Hoisting of non-atomic loads up through acquiring atomic loads

I was under the impression that memory loads could not be hoisted above an acquiring load in the C++11 memory model. However looking at the code that gcc 4.8 produces that only seems to be true for other atomic loads, not all of memory. If that's true and acquiring loads don't synchronize all memory (just std::atomics) then I'm not sure how it would be possible to implement general purpose mutexes in terms of std::atomic.

The following code:

extern std::atomic<unsigned> seq;
extern std::atomic<int> data;

int reader() {
    int data_copy;
    unsigned seq0;
    unsigned seq1;
    do {
        seq0 = seq.load(std::memory_order_acquire);
        data_copy = data.load(std::memory_order_relaxed);
        std::atomic_thread_fence(std::memory_order_acquire);
        seq1 = seq.load(std::memory_order_relaxed);
    } while (seq0 != seq1);
    return data_copy;
}

Produces:

_Z6readerv:
.L3:
    mov ecx, DWORD PTR seq[rip]
    mov eax, DWORD PTR data[rip]
    mov edx, DWORD PTR seq[rip]
    cmp ecx, edx
    jne .L3
    rep ret

Which looks correct to me.

However changing data to be an int rather than std::atomic:

extern std::atomic<unsigned> seq;
extern int data;

int reader() {
    int data_copy;
    unsigned seq0;
    unsigned seq1;
    do {
        seq0 = seq.load(std::memory_order_acquire);
        data_copy = data;
        std::atomic_thread_fence(std::memory_order_acquire);
        seq1 = seq.load(std::memory_order_relaxed);
    } while (seq0 != seq1);
    return data_copy;
}

Produces this:

_Z6readerv:
    mov eax, DWORD PTR data[rip]
.L3:
    mov ecx, DWORD PTR seq[rip]
    mov edx, DWORD PTR seq[rip]
    cmp ecx, edx
    jne .L3
    rep ret

So what's going on?

Solution

Why a load was hoisted above an acquire

I've posted this on the gcc bugzilla and they've confirmed it as a bug.

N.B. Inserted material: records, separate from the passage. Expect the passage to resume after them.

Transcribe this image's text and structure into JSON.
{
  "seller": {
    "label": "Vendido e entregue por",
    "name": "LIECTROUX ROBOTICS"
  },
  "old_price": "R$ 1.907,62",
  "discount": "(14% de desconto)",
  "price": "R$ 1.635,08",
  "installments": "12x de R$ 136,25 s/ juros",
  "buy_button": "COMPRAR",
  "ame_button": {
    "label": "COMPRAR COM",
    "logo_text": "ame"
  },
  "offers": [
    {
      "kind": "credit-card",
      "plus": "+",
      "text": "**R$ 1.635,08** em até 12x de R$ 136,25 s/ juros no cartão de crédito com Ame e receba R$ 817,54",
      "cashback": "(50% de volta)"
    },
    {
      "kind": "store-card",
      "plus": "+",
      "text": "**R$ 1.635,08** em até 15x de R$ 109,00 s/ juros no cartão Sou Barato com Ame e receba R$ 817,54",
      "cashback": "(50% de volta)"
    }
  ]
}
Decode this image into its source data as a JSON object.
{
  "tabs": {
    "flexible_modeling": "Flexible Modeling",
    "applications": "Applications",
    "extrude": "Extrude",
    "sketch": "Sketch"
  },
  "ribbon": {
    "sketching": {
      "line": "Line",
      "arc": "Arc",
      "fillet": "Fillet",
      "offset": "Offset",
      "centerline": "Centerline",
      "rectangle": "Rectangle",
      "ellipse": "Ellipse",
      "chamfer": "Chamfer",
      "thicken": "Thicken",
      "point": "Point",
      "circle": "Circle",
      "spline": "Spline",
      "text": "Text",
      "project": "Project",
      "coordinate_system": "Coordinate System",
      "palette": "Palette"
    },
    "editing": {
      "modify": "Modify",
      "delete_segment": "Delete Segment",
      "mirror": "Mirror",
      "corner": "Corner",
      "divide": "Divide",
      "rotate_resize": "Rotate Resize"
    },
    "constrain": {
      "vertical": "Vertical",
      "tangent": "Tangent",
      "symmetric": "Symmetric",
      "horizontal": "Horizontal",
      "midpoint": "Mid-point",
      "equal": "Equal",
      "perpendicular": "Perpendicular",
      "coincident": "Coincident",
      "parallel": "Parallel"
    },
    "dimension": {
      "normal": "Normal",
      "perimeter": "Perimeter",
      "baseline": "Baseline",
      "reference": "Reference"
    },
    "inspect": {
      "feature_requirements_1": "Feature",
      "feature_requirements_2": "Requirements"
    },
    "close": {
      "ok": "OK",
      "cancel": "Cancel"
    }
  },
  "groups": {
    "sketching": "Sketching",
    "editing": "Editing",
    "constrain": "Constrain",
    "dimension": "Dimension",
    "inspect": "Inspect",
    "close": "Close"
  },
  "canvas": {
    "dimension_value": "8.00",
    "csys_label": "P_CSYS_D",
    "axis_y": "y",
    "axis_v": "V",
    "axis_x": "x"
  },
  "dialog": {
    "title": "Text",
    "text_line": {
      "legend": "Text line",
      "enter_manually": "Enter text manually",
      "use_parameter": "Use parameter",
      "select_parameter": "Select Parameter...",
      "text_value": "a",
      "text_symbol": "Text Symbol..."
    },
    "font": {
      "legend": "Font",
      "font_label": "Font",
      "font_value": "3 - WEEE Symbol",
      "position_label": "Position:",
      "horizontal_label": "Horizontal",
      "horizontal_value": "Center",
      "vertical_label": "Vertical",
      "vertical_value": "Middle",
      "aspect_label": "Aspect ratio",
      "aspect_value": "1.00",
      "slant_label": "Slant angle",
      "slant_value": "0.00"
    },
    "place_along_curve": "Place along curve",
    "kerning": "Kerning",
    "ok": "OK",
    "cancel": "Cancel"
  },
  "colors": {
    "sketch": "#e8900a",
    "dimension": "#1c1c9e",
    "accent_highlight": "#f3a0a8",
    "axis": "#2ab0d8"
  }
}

the MEM alias-set of -1 (ALIAS_SET_MEMORY_BARRIER) is supposed to prevent this, but PRE does not know about this special property (it should "kill" all refs crossing it).

It looks like the gcc wiki has a nice page about this.

Generally, release is a barrier to sinking code, acquire is a barrier to hoisting code.

Why this code is still broken

As per this paper my code is still incorrect, because it introduces a data race. Even though the patched gcc generates the correct code, it's still not proper to access data without wrapping it in std::atomic. The reason is that data races are undefined behavior, even if computations resulting from them are discarded.

An example courtesy of AdamH.Peterson:

int foo(unsigned x) {
    if (x < 10) {
        /* some calculations that spill all the 
           registers so x has to be reloaded below */
        switch (x) {
        case 0:
            return 5;
        case 1:
            return 10;
        // ...
        case 9:
            return 43;
        }
    }
    return 0;
}

Here a compiler might optimise the switch into a jump table, and thanks to the if statement above would be able to avoid a range check. However if data races were not undefined behaviour then an second range check would be required.